En una ocasión, el guionista de cine Paul Schrader ingresó en el hospital con una úlcera sangrante. Se había divorciado, había perdido el trabajo y vivía en un coche. Tenía 25 años. Cuando salió del hospital, se dio cuenta de que llevaba semanas sin hablar con nadie. Su vida se había vuelto un agujero oscuro. Un túnel de autocompasión y malos sentimientos. Schrader decidió que tenía que exorcizarse, tenía que desterrar al individuo en que se había convertido, y se le ocurrió una metáfora de la soledad: un gran ataúd urbano, sobre ruedas, de color amarillo. A continuación escribió Taxi Driver.


Los neoyorquinos saben que la soledad está en todas partes, y algunos han levantado barreras contra ella. Se han atrincherado. Los vecinos de varios edificios del Upper West Side han montado su propia comunidad. Se mudaron allí de jóvenes, en los años setenta, cuando el hoy aburguesado Upper West era un lugar más inseguro y sórdido. Para estar tranquilos, se pusieron en contacto para informarse de los incidentes que ocurrían en el barrio: los robos, los alunizajes, algún asesinato. Se apoyaban los unos a los otros.
Casi medio siglo más tarde, convertidos en jubilados, aquellos jóvenes profesionales que vinieron a gentrificar el barrio han resucitado la comunidad. Solo que ahora, en lugar de ponerse al día de la criminalidad o de juntar unos dólares para pagarle a un portero que vigile la acera, los vecinos han decidido envejecer juntos.
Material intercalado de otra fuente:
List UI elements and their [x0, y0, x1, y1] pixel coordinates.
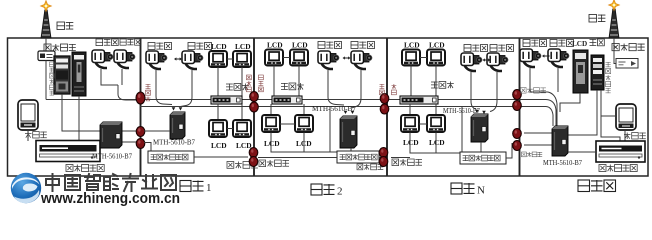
- wire trunk into MTH cab: [546, 100, 556, 127]
- divider wall head/car1: [140, 38, 142, 176]
- wire carN splitter to lcdc: [409, 104, 411, 115]
- wire coupler to MTH car1: [144, 130, 170, 132]
- LCD carN-top-b: [427, 50, 445, 66]
- server tower 1: [54, 56, 70, 94]
- wire car1 lcd-a down: [217, 67, 219, 96]
- watermark logo globe: [11, 173, 41, 203]
- svg-text:LCD: LCD: [267, 41, 283, 50]
- wire car1 botlcd link: [227, 128, 233, 130]
- label wangluo-jiekou car2-left: [259, 160, 289, 167]
- wire car1 lcd-b down: [241, 67, 243, 96]
- camera car2-b: [351, 51, 372, 69]
- wire modem down to trunk: [45, 61, 47, 100]
- wire carN splitter to lcdd: [435, 104, 437, 115]
- svg-text:LCD: LCD: [292, 41, 308, 50]
- coupler head/car1 upper: [136, 92, 145, 104]
- label wangluo-jiekou cab-low: [522, 152, 543, 157]
- monitor handset cab: [616, 104, 636, 130]
- wire towerB down: [568, 90, 597, 135]
- wire tower1 to coupler: [62, 94, 136, 131]
- LCD carN-bot-b: [427, 115, 445, 132]
- LCD car1-top-a: [209, 51, 227, 67]
- LCD car2-bot-a: [262, 115, 280, 132]
- camera head-b: [114, 50, 135, 68]
- watermark title zhongguo-zhineng-chanye-wang: [46, 174, 176, 191]
- label vertical net carNside-l: [392, 84, 397, 95]
- coupler carN/cab lower: [513, 129, 522, 151]
- svg-text:2: 2: [337, 186, 343, 198]
- LCD car1-top-b: [233, 51, 251, 67]
- svg-text:LCD: LCD: [236, 141, 252, 150]
- svg-text:MTH-5610-B7: MTH-5610-B7: [92, 153, 132, 161]
- coupler car1/car2 lower: [249, 148, 258, 167]
- LCD carN-bot-a: [401, 115, 419, 132]
- arrowhead car1 mth-a: [172, 107, 176, 110]
- label shexiangtou car1-b: [188, 43, 212, 50]
- LCD car1-bot-a: [209, 120, 227, 137]
- label shexiangtou cab-a: [523, 40, 547, 47]
- wire car2 cam-a to MTH: [328, 70, 344, 105]
- wire modem cab link: [614, 58, 616, 64]
- wire cab cam-b down: [557, 68, 559, 92]
- wire car2 cam-b to MTH: [352, 70, 362, 108]
- label vertical net car2side: [259, 75, 264, 92]
- camera cab-a: [520, 49, 541, 67]
- camera car1-b: [182, 51, 203, 69]
- splitter carN: [400, 96, 438, 104]
- wire carN trunkdrop: [461, 107, 463, 153]
- label vertical net head/car1: [146, 84, 151, 102]
- svg-text:LCD: LCD: [235, 42, 251, 51]
- wire carN lcd link: [420, 57, 427, 59]
- svg-text:LCD: LCD: [403, 138, 419, 147]
- camera carN-a: [461, 53, 482, 71]
- wire car2 lcd-a down: [273, 66, 275, 97]
- monitor handset head: [18, 100, 38, 130]
- wireless modem cab: [616, 59, 638, 69]
- wire cab cam-a down: [530, 68, 548, 92]
- label shipin-fuwuqi cab: [599, 165, 637, 172]
- wire storage car1 to coupler1: [194, 156, 248, 158]
- camera car2-a: [318, 51, 339, 69]
- camera cab-b: [548, 49, 569, 67]
- wire towerA down: [560, 93, 580, 112]
- wire car1 lcd link: [227, 58, 233, 60]
- wire car2 splitter to lcdc: [270, 104, 272, 115]
- wireless modem left: [38, 51, 55, 61]
- label wangluo-jiekou cab-top: [521, 88, 546, 94]
- arrow between cams car1: [174, 57, 182, 60]
- LCD car1-bot-b: [233, 120, 251, 137]
- label shexiangtou head-a: [96, 39, 118, 46]
- wire carN botlcd link: [419, 123, 427, 125]
- arrow between cams carN: [483, 58, 491, 61]
- camera carN-b: [487, 53, 508, 71]
- label shexiangtou car1-a: [148, 43, 172, 50]
- svg-text:LCD: LCD: [429, 41, 445, 50]
- wire coupler1 to car2 rail: [258, 157, 337, 159]
- storage label box car1: [148, 151, 194, 163]
- divider wall carN/cab: [519, 38, 521, 176]
- MTH encoder cab: [552, 126, 568, 156]
- arrowhead car2 mth-a: [344, 111, 348, 114]
- label che-xiang2: [311, 184, 343, 198]
- wire cab bundle curve: [548, 92, 557, 126]
- label LCD-xianshiqi cab: [572, 39, 604, 48]
- wire car2 botlcd-b join: [303, 133, 305, 153]
- label vertical net car1side: [247, 75, 252, 92]
- wire carN botlcd-b join: [435, 133, 437, 154]
- svg-text:MTH-5610-B7: MTH-5610-B7: [312, 106, 357, 113]
- svg-text:LCD: LCD: [211, 141, 227, 150]
- svg-text:LCD: LCD: [572, 40, 587, 48]
- wire antenna-left feed: [45, 38, 47, 53]
- label wangluo-jiekou carN-left: [392, 159, 422, 166]
- label tianxian left: [57, 22, 73, 30]
- tower A cab: [573, 50, 588, 93]
- label shexiangtou head-b: [120, 39, 141, 45]
- wire car2 trunkdrop: [329, 107, 331, 152]
- label che-xiangN: [451, 183, 485, 197]
- svg-text:www.zhineng.com.cn: www.zhineng.com.cn: [40, 191, 180, 207]
- label fenpingqi car1: [226, 84, 249, 91]
- wire coupler to storage car1: [144, 143, 151, 152]
- arrowhead carN mth-a: [475, 110, 479, 113]
- wire car1 cam-a to MTH: [156, 70, 172, 105]
- divider wall car2/carN: [386, 38, 388, 176]
- svg-text:LCD: LCD: [404, 41, 420, 50]
- wire coupler2 to carN rail: [391, 157, 410, 159]
- label shexiangtou car2-a: [318, 42, 342, 49]
- wire car1 cam-b to MTH: [181, 70, 193, 107]
- MTH encoder carN: [471, 114, 488, 142]
- label tianxian-wangluo: [44, 44, 76, 51]
- label wuxian-wangluo cab: [612, 44, 645, 51]
- svg-text:LCD: LCD: [264, 139, 280, 148]
- storage label box carN: [460, 152, 506, 164]
- label wangluo-jiekou car1: [227, 162, 258, 169]
- wire car1 splitter to lcdd: [241, 104, 243, 120]
- wire antenna-right feed: [613, 38, 615, 58]
- coupler car2/carN lower: [379, 148, 388, 167]
- wire car2 mth to storage: [350, 148, 352, 151]
- video server cab: [596, 141, 645, 162]
- wire car1 splitter to lcdc: [217, 104, 219, 120]
- svg-text:MTH-5610-B7: MTH-5610-B7: [153, 140, 196, 147]
- camera head-a: [92, 50, 113, 68]
- arrow between cams car2: [343, 56, 351, 59]
- label jianshiqi head: [25, 132, 47, 139]
- svg-text:MTH-5610-B7: MTH-5610-B7: [543, 159, 582, 167]
- tower B cab: [591, 55, 604, 90]
- svg-text:LCD: LCD: [211, 42, 227, 51]
- label wangluo-jiekou car2-right: [357, 164, 383, 170]
- wire towerB to server: [601, 90, 620, 141]
- label siji-shi: [578, 180, 616, 192]
- label fenpingqi car2: [281, 83, 304, 90]
- wire carN cam-b to MTH: [490, 72, 497, 112]
- wire car2 lcd-b down: [298, 66, 300, 97]
- label jianshiqi cab: [624, 133, 646, 140]
- wire monitor cab left: [601, 115, 616, 117]
- wire carN cam-a to MTH: [471, 72, 476, 109]
- wire carN mth to storage: [480, 142, 482, 152]
- arrowhead car1 mth-b: [179, 107, 183, 110]
- LCD car2-bot-b: [295, 115, 313, 132]
- coupler car2/carN upper: [380, 94, 389, 115]
- arrowhead carN mth-b: [482, 111, 486, 114]
- server tower 2: [72, 52, 86, 96]
- svg-text:N: N: [477, 185, 485, 197]
- wire carN botlcd rail: [410, 133, 460, 154]
- svg-text:1: 1: [206, 182, 212, 194]
- storage label box car2: [337, 151, 379, 163]
- MTH encoder car1: [170, 112, 185, 139]
- LCD carN-top-a: [402, 50, 420, 66]
- label shexiangtou carN-b: [490, 45, 514, 52]
- label shexiangtou cab-b: [550, 40, 574, 47]
- coupler carN/cab upper: [513, 90, 522, 111]
- arrow between cams cab: [542, 54, 550, 57]
- wire car2 lcd link: [283, 57, 290, 59]
- wire car2 splitter to lcdd: [303, 104, 305, 115]
- MTH encoder head: [100, 122, 122, 148]
- wire monitor down: [27, 130, 29, 141]
- wire head cams to coupler: [101, 69, 136, 100]
- label tianxian right: [589, 15, 605, 23]
- coupler head/car1 lower: [136, 127, 145, 149]
- label che-xiang1: [180, 181, 212, 195]
- LCD car2-top-b: [290, 50, 308, 66]
- wire network trunk upper: [46, 99, 546, 101]
- label vertical net car2side-r: [380, 84, 385, 95]
- wire network trunk lower: [140, 106, 546, 108]
- wire car2 botlcd link: [280, 123, 295, 125]
- wire coupler3 to MTH cab a: [524, 132, 552, 134]
- camera car1-a: [146, 51, 167, 69]
- arrowhead car2 mth-b: [351, 111, 355, 114]
- video server head: [36, 141, 100, 162]
- splitter car1: [211, 96, 242, 104]
- wire carN lcd-b down: [435, 66, 437, 97]
- label shipin-fuwuqi head: [66, 165, 104, 172]
- wire carN lcd-a down: [410, 66, 412, 97]
- wire car2 storage to coupler2: [379, 157, 382, 159]
- label shexiangtou car2-b: [351, 42, 375, 49]
- label fenpingqi carN: [431, 82, 454, 89]
- MTH encoder car2: [340, 116, 357, 148]
- coupler car1/car2 upper: [250, 92, 259, 113]
- antenna left: [41, 1, 51, 38]
- LCD car2-top-a: [265, 50, 283, 66]
- wire MTH to server cab: [568, 151, 596, 153]
- divider wall car1/car2: [253, 38, 255, 176]
- wire car2 botlcd-a to storage rail: [271, 133, 337, 153]
- wire carN storage to coupler3: [506, 143, 512, 158]
- wire monitor cab down: [624, 130, 626, 141]
- antenna right: [609, 0, 619, 38]
- label shexiangtou carN-a: [464, 45, 488, 52]
- label vertical cab controller: [606, 62, 611, 93]
- splitter car2: [272, 96, 302, 104]
- train body outline: [8, 38, 649, 176]
- wire tower2 to coupler: [79, 96, 136, 142]
- svg-text:LCD: LCD: [429, 138, 445, 147]
- wire coupler3 to MTH cab b: [524, 144, 552, 146]
- label vertical chezai-jiaohuanji: [50, 62, 55, 95]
Por la mañana salen a pasear por Central Park y por las tardes hacen actividades: ven películas, debaten o aprenden a escribir sus biografías.
Otros siguen suspendidos en el éter, como copos de nieve en la tormenta.
“Hay cosas que puedes hacer sin salir fuera y romper el distanciamiento social”, dice Kerrie Thompson, fundadora de A Good Place Therapy, en el distrito financiero. “Puedes honrar y aceptar lo que sientes, darte un masaje de cuero cabelludo, o hacer ejercicios físicos para autorregular tu sistema nervioso y permitir que su lado parasimpático se ponga a punto”.
Thompson y otros terapeutas llevan desde 2014 el proyecto Sidewalk Talk: una iniciativa de voluntarios que se dedican a escuchar los problemas de los neoyorquinos. A menudo se los puede ver en lugares concurridos de la ciudad, dispuestos a escuchar lo que uno tenga que decir, sin tener que identificarse o dejar sus datos. Una especie de confesionario laico y al aire libre donde aligerar el peso que lleva cada uno, su porción de soledad.
La ayuda psicológica ha sido de las primeras medidas aprobadas al principio de la pandemia. El Ayuntamiento ha lanzado ThriveNYC, que aporta ayuda psicológica a distancia y de manera gratuita. El Gobierno estatal ha convocado a 6.000 especialistas con el mismo objetivo: aliviar el coste emocional de la pandemia.
Es como si dos duendes malvados hubieran sumado fuerzas, la soledad y el coronavirus. Cuando uno ya no esté, el otro seguirá deambulando por las cafeterías y las bibliotecas, en los recovecos de la vida urbana, tratando de reproducirse.